After the Restoration the committee of estates ordered Rutherford's ‘Lex Rex’ to be burnt at the crosses of Edinburgh and St. Andrews, deprived him of his offices, and summoned him to appear before parliament on a charge of treason; but he was in his last illness, and unable to obey the citation. In February 1661 he emitted ‘a testimony to the covenanting work of reformation,’ and in March following he died, in raptures, testifying at intervals in favour of the ‘protesters,’ but forgiving his enemies. His last words were ‘Glory, Glory dwelleth in Emmanuel's land.’ He was buried in St. Andrews. In 1842 a fine monument was erected to his memory on a conspicuous site in ‘Sweet Anwoth by the Solway.’ Rutherford was much annoyed when he heard that collections of his letters were being made, and copies circulated. They were published by Mr. Ward, his secretary, in 1664, were translated into Dutch in 1674, and have since appeared with additions and expurgations in many English editions. His favourite topic in these letters is the union of Christ and his people as illustrated by courtship and marriage, and the language is sometimes coarse and indelicate. He left in manuscript ‘Examen Arminianismi,’ which was published at Utrecht in 1668, also a catechism printed in Mitchell's ‘Collection of Catechisms.’ He was best known during life by his books against Arminianism, and his reputation since has rested chiefly on his letters. He was a ‘little fair man,’ and is said to have been ‘naturally of a hot and fiery temper.’ He was certainly one of the most perfervid of Scotsmen, but seems to have had little of that humour which was seldom wanting in the grimmest of his contemporaries. ‘In the pulpit he had’ (says a friend) ‘a strange utterance, a kind of skreigh that I never heard the like.
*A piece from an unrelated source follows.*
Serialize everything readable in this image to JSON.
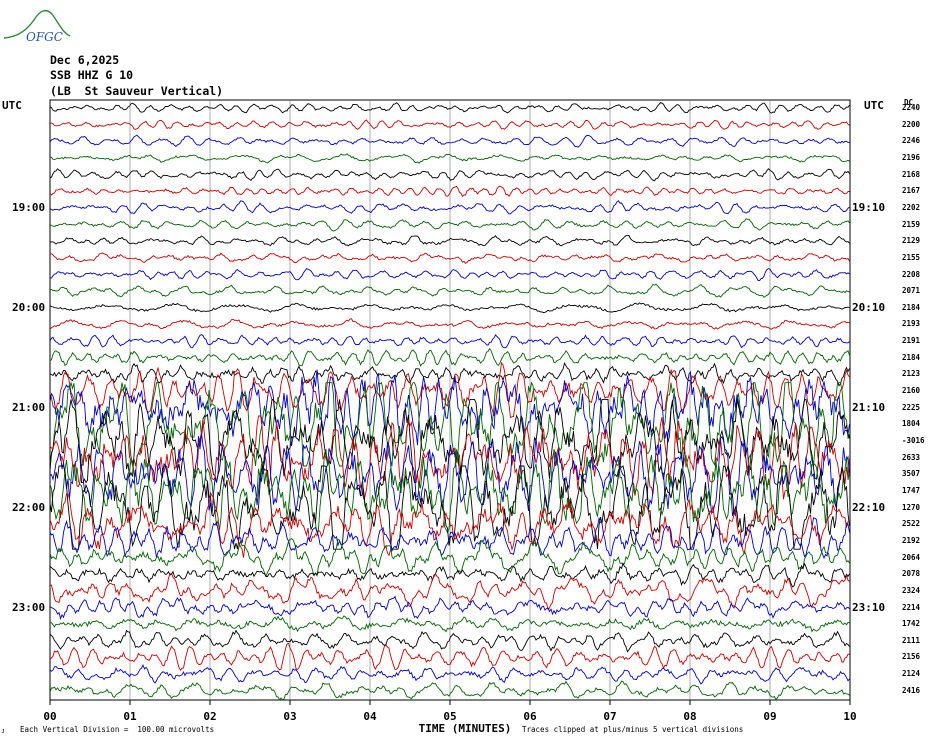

Many a time I thought he would have flown out of the pulpit when he came to speak of Jesus Christ.’ His abilities were of a high order, but as a church leader by his narrowness he helped to degrade and destroy presbyterianism which he loved so well, and in controversy he was too often bitter and scurrilous (see e.g. his Preface to Lex Rex). With all his faults, his honesty, his steadfast zeal, and his freedom from personal ambition give him some claim to the title that has been given him of the ‘saint of the covenant.’
In 1630 his first wife died. In 1640 he married Jean M'Math, who, with a daughter Agnes, survived him. All his children by the first marriage, and six of the second, predeceased him. Agnes married W. Chiesly, W.S., and left issue.
[Lamont's Diary; Baillie's Letters; Blair's Autobiogr. (Wod. Soc.); Crawford's Hist. of Univ. of Edin.; Life by Murray; Records of the Kirk; Bonar's edition of Rutherford's Letters.]